Federal Agriculture Minister Gerry Ritz tabled Bill C-18 in the House of Commons that, if passed, would end the Canadian Wheat Board’s monopoly on grain sales in Western Canada effective Aug. 1, 2012, and allow farmers to sell wheat and barley on the open market.
Speaking at an Ontario farm shortly after tabling the legislation, Ritz said the Conservatives are delivering on a deal they made with western farmers when they helped the PCs win a majority in the last election.
“Let me be clear: every single western Canadian farmer will finally have the right to choose how they market their own grain.”
This bill is about giving farmers the choice to do what they wish with the crops they grow, Ritz said, and would create new jobs and spin-off industries in agriculture.
But the bill also proposes to replace the farmer-controlled wheat board with one run by government appointees, said Allen Oberg, chair of the Canadian Wheat Board (CWB).
“This is not about putting farmers in the driver’s seat. It’s about removing us altogether and handing the steering wheel to the huge foreign corporations that control the world grain trade.”
Farmers voted in favour of keeping the single desk in a plebiscite this year, Oberg said, and have repeatedly voted for pro-single-desk directors. “This is not about giving farmers a choice. It’s about ignoring the choices they’ve already made.”
Thumbs up from locals
If the bill passed, farmers would be able to make advance contracts for their crops with whomever they want as of August 2012. Farmers would also be able to pool their grain through the voluntary board, with the federal government backing its prices.
This bill gives western farmers the same rights as those who live in the east, said Brian Storseth, Member of Parliament for Westlock-St. Paul, and gives young farmers the incentive they need to stay in the business.
“These are the guys who are out there making tons more money with canola right now, and they’re marketing that canola on their own.”
These young farmers believe they have the skills to make it big on the open market, he said, and have lobbied hard for this legislation.
Walter Tappauf, who farms about 15,000 acres west of St. Albert, said he would be happy to see the CWB go with the passage of this bill because it “has outlived its usefulness.”
The board’s monopoly on wheat and barley is discouraging new flour mills from starting operation in Alberta, Tappauf said, as they cannot buy their grain right from the farmer.
“We’re losing a lot of economic development because of this board.”
Farmers already market their own oats, peas and canola, he said, so “why shouldn’t wheat and barley be the same?”

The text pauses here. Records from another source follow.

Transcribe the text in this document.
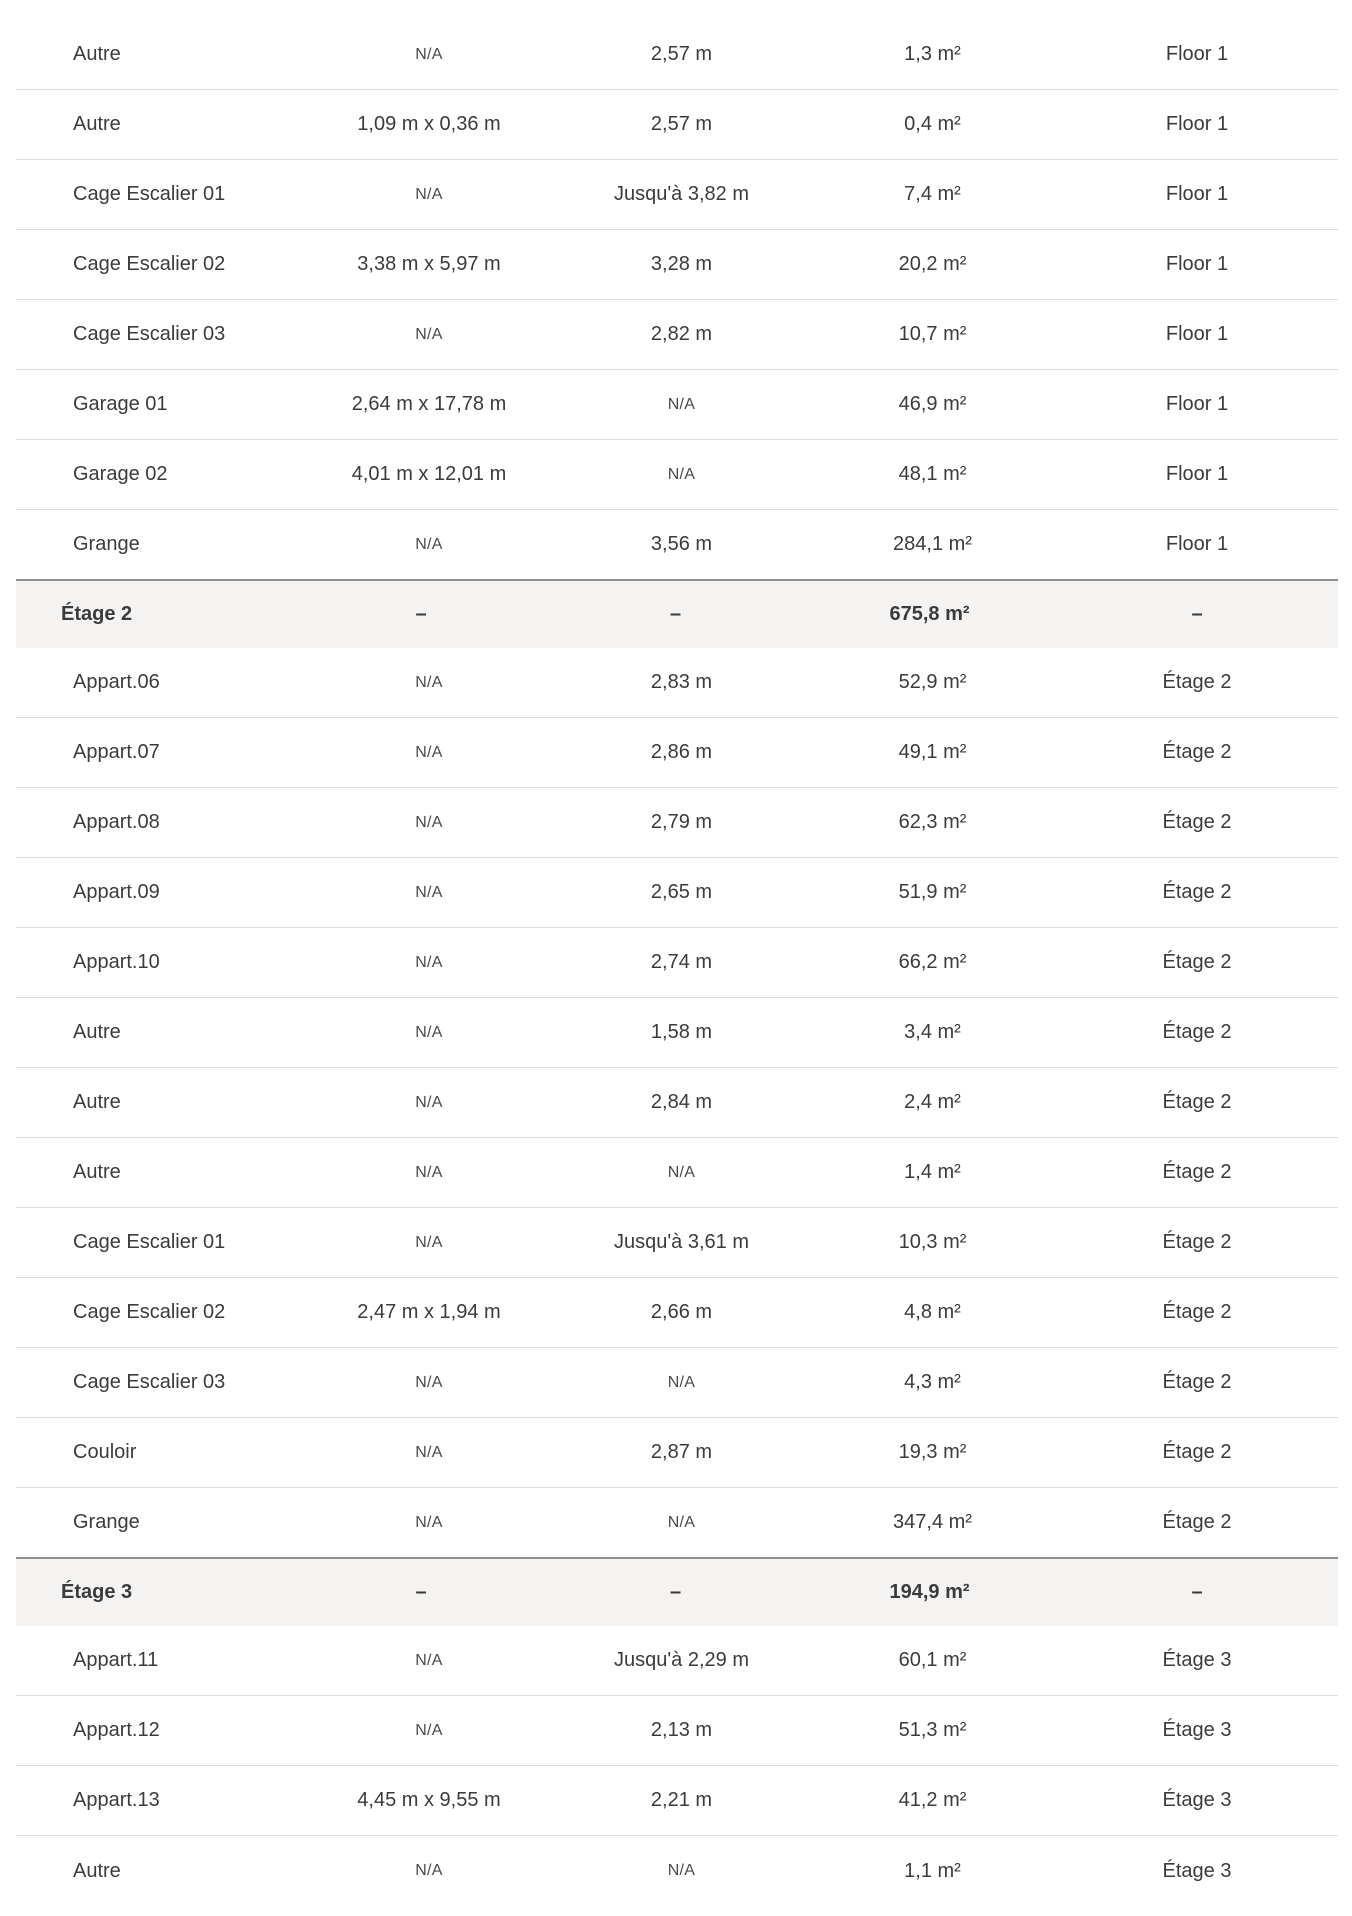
Autre	N/A	2,57 m	1,3 m²	Floor 1
Autre	1,09 m x 0,36 m	2,57 m	0,4 m²	Floor 1
Cage Escalier 01	N/A	Jusqu'à 3,82 m	7,4 m²	Floor 1
Cage Escalier 02	3,38 m x 5,97 m	3,28 m	20,2 m²	Floor 1
Cage Escalier 03	N/A	2,82 m	10,7 m²	Floor 1
Garage 01	2,64 m x 17,78 m	N/A	46,9 m²	Floor 1
Garage 02	4,01 m x 12,01 m	N/A	48,1 m²	Floor 1
Grange	N/A	3,56 m	284,1 m²	Floor 1
Étage 2	–	–	675,8 m²	–
Appart.06	N/A	2,83 m	52,9 m²	Étage 2
Appart.07	N/A	2,86 m	49,1 m²	Étage 2
Appart.08	N/A	2,79 m	62,3 m²	Étage 2
Appart.09	N/A	2,65 m	51,9 m²	Étage 2
Appart.10	N/A	2,74 m	66,2 m²	Étage 2
Autre	N/A	1,58 m	3,4 m²	Étage 2
Autre	N/A	2,84 m	2,4 m²	Étage 2
Autre	N/A	N/A	1,4 m²	Étage 2
Cage Escalier 01	N/A	Jusqu'à 3,61 m	10,3 m²	Étage 2
Cage Escalier 02	2,47 m x 1,94 m	2,66 m	4,8 m²	Étage 2
Cage Escalier 03	N/A	N/A	4,3 m²	Étage 2
Couloir	N/A	2,87 m	19,3 m²	Étage 2
Grange	N/A	N/A	347,4 m²	Étage 2
Étage 3	–	–	194,9 m²	–
Appart.11	N/A	Jusqu'à 2,29 m	60,1 m²	Étage 3
Appart.12	N/A	2,13 m	51,3 m²	Étage 3
Appart.13	4,45 m x 9,55 m	2,21 m	41,2 m²	Étage 3
Autre	N/A	N/A	1,1 m²	Étage 3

The CWB is currently run by 10 elected directors and five appointed ones. Should this bill pass, the board would be replaced by a voluntary organization run by five appointed people.
You need a fresh start when creating a new organization, Storseth said, when asked about the decision to get rid of the elected directors. “Everybody needs to be working in the same direction.”
Those appointees would have until 2016 to come up with a plan to privatize the board, said officials, speaking on background. If the plan did not meet the government’s expectations, it could dissolve the board in 2017.
Oberg said there was little point to having a voluntary board without a single-desk marketing system, noting that the Ontario one is very small and that the Australian one closed after two years. “It would be of limited value to farmers.”
Ritz did not rule out the possibility of having an agribusiness giant like Viterra or Cargill buy out the board to privatize it faster.
“It will be up to farmers to make use of that [new]entity or it will not survive.”
The government hopes to have the bill passed by the year’s end, Ritz said.